European companies pumped €124bn into low carbon investments in 2019 – but need to double this to meet the EU’s net-zero emissions target by 2050, new analysis reveals.
Figures released by non-profit CDP and global management consulting firm Oliver Wyman found 882 stock listed European companies reported €59bn of new low carbon capital investments and €65bn in new research and development (R&D) spend last year.
The companies have annual emissions equivalent to three-quarters of the EU total.
The biggest areas of new investment were in R&D for electric vehicle technologies, with €43bn set aside, and capital investments in renewable energy (€16bn), energy grid infrastructure (€15bn) and demand-side response programs for intelligent energy use (€8bn).
However, the report estimates that companies would need to double the low carbon share of capital expenditure from 12% to 25% per year to be consistent with a net-zero emissions pathway by 2050, which is needed for the EU’s new climate neutrality target.
The report was presented at the CDP Europe Awards, held at the French Ministry of Foreign Affairs in Paris today (25 February), with President Emmanuel Macron in attendance. The study finds a clear business case for making new low carbon investments.
Overall, European companies expect to avoid 2.4 gigatons of emissions – more than the annual emissions of the UK, Germany, France, Italy and Poland combined – while contributing over EUR 40bn to their bottom line.
European companies also identify €1.22 trn in new low carbon business opportunities, including higher demand for electric vehicles and green infrastructure, with the value of these opportunities more than six times the investment cost of €192bn.
Volkswagen AG forecasts battery-electric vehicles will make up 25% of expected annual sales by 2025, representing a financial opportunity of €59bn.
Meanwhile, electric utility E.ON SE foresees seven to 10 million electric vehicles in Germany by 2030, representing a €12bn opportunity from charging infrastructure, hardware and software solutions.

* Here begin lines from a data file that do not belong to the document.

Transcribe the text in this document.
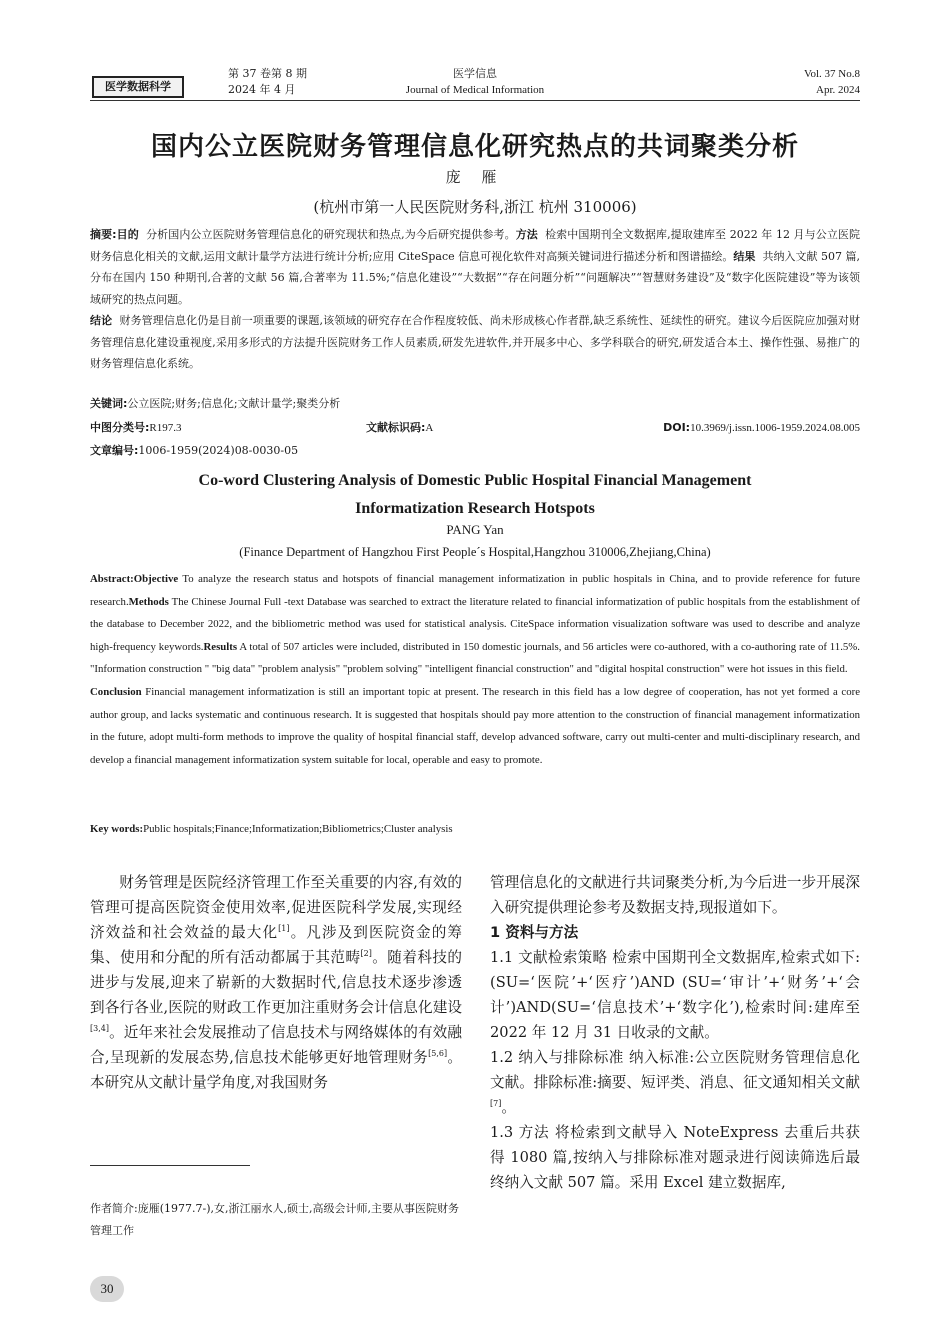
医学数据科学
第 37 卷第 8 期
2024 年 4 月
医学信息
Journal of Medical Information
Vol. 37 No.8
Apr. 2024
国内公立医院财务管理信息化研究热点的共词聚类分析
庞 雁
(杭州市第一人民医院财务科,浙江 杭州 310006)
摘要:目的 分析国内公立医院财务管理信息化的研究现状和热点,为今后研究提供参考。方法 检索中国期刊全文数据库,提取建库至 2022 年 12 月与公立医院财务信息化相关的文献,运用文献计量学方法进行统计分析;应用 CiteSpace 信息可视化软件对高频关键词进行描述分析和图谱描绘。结果 共纳入文献 507 篇,分布在国内 150 种期刊,合著的文献 56 篇,合著率为 11.5%;“信息化建设”“大数据”“存在问题分析”“问题解决”“智慧财务建设”及“数字化医院建设”等为该领域研究的热点问题。
结论 财务管理信息化仍是目前一项重要的课题,该领域的研究存在合作程度较低、尚未形成核心作者群,缺乏系统性、延续性的研究。建议今后医院应加强对财务管理信息化建设重视度,采用多形式的方法提升医院财务工作人员素质,研发先进软件,并开展多中心、多学科联合的研究,研发适合本土、操作性强、易推广的财务管理信息化系统。
关键词:公立医院;财务;信息化;文献计量学;聚类分析
中图分类号:R197.3	文献标识码:A	DOI:10.3969/j.issn.1006-1959.2024.08.005
文章编号:1006-1959(2024)08-0030-05
Co-word Clustering Analysis of Domestic Public Hospital Financial Management
Informatization Research Hotspots
PANG Yan
(Finance Department of Hangzhou First People´s Hospital,Hangzhou 310006,Zhejiang,China)
Abstract:Objective To analyze the research status and hotspots of financial management informatization in public hospitals in China, and to provide reference for future research.Methods The Chinese Journal Full -text Database was searched to extract the literature related to financial informatization of public hospitals from the establishment of the database to December 2022, and the bibliometric method was used for statistical analysis. CiteSpace information visualization software was used to describe and analyze high-frequency keywords.Results A total of 507 articles were included, distributed in 150 domestic journals, and 56 articles were co-authored, with a co-authoring rate of 11.5%. "Information construction " "big data" "problem analysis" "problem solving" "intelligent financial construction" and "digital hospital construction" were hot issues in this field.
Conclusion Financial management informatization is still an important topic at present. The research in this field has a low degree of cooperation, has not yet formed a core author group, and lacks systematic and continuous research. It is suggested that hospitals should pay more attention to the construction of financial management informatization in the future, adopt multi-form methods to improve the quality of hospital financial staff, develop advanced software, carry out multi-center and multi-disciplinary research, and develop a financial management informatization system suitable for local, operable and easy to promote.
Key words:Public hospitals;Finance;Informatization;Bibliometrics;Cluster analysis

财务管理是医院经济管理工作至关重要的内容,有效的管理可提高医院资金使用效率,促进医院科学发展,实现经济效益和社会效益的最大化[1]。凡涉及到医院资金的筹集、使用和分配的所有活动都属于其范畴[2]。随着科技的进步与发展,迎来了崭新的大数据时代,信息技术逐步渗透到各行各业,医院的财政工作更加注重财务会计信息化建设[3,4]。近年来社会发展推动了信息技术与网络媒体的有效融合,呈现新的发展态势,信息技术能够更好地管理财务[5,6]。本研究从文献计量学角度,对我国财务

管理信息化的文献进行共词聚类分析,为今后进一步开展深入研究提供理论参考及数据支持,现报道如下。

1 资料与方法

1.1 文献检索策略 检索中国期刊全文数据库,检索式如下:(SU=‘医院’+‘医疗’)AND (SU=‘审计’+‘财务’+‘会计’)AND(SU=‘信息技术’+‘数字化’),检索时间:建库至 2022 年 12 月 31 日收录的文献。

1.2 纳入与排除标准 纳入标准:公立医院财务管理信息化文献。排除标准:摘要、短评类、消息、征文通知相关文献[7]。

1.3 方法 将检索到文献导入 NoteExpress 去重后共获得 1080 篇,按纳入与排除标准对题录进行阅读筛选后最终纳入文献 507 篇。采用 Excel 建立数据库,

作者简介:庞雁(1977.7-),女,浙江丽水人,硕士,高级会计师,主要从事医院财务管理工作
30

Current low carbon investment is concentrated in a few key sectors, such as transport, energy and materials companies.
Companies in these sectors account for over 80% of the analysis group’s direct emissions, with their investments having a major impact on overall European emissions and the likelihood of the EU achieving its climate-neutrality target.
New capital investments to deploy low carbon technologies in European energy reached €45bn of new spending on renewables, grid infrastructure, demand-side response and digitalization technologies.
In the transport sector, where meeting EU targets will require a rapid shift towards electrification, €43bn was reported for new R&D investments, primarily to develop electric vehicles and autonomous technology.
But companies in the materials sector, which includes heavy emitting industries like cement, chemicals, steel and mining, reported just 5% of the total low carbon investment in 2019, though they account for nearly 40% of direct emissions.
Less than 1% of the total low carbon investment in Europe was used for developing carbon, capture, utilization and storage (CCUS) and hydrogen technology, which can be used as a fossil fuel replacement in heavy industries.
“Across many types of investment, the business case for transitioning businesses onto a low carbon pathway is clear, and the opportunities vast,” Steven Tebbe, managing director of CDP Europe, said.
“But overall current investment levels are still short of putting European firms on track for net zero emissions.”
For industries where decarbonization is more challenging, Tebbe said there is a serious need for financial markets and policymakers to create better conditions for low carbon investment and deliver stronger incentives to drive investment into breakthrough technologies – where capital expenditure is often high and returns long-term.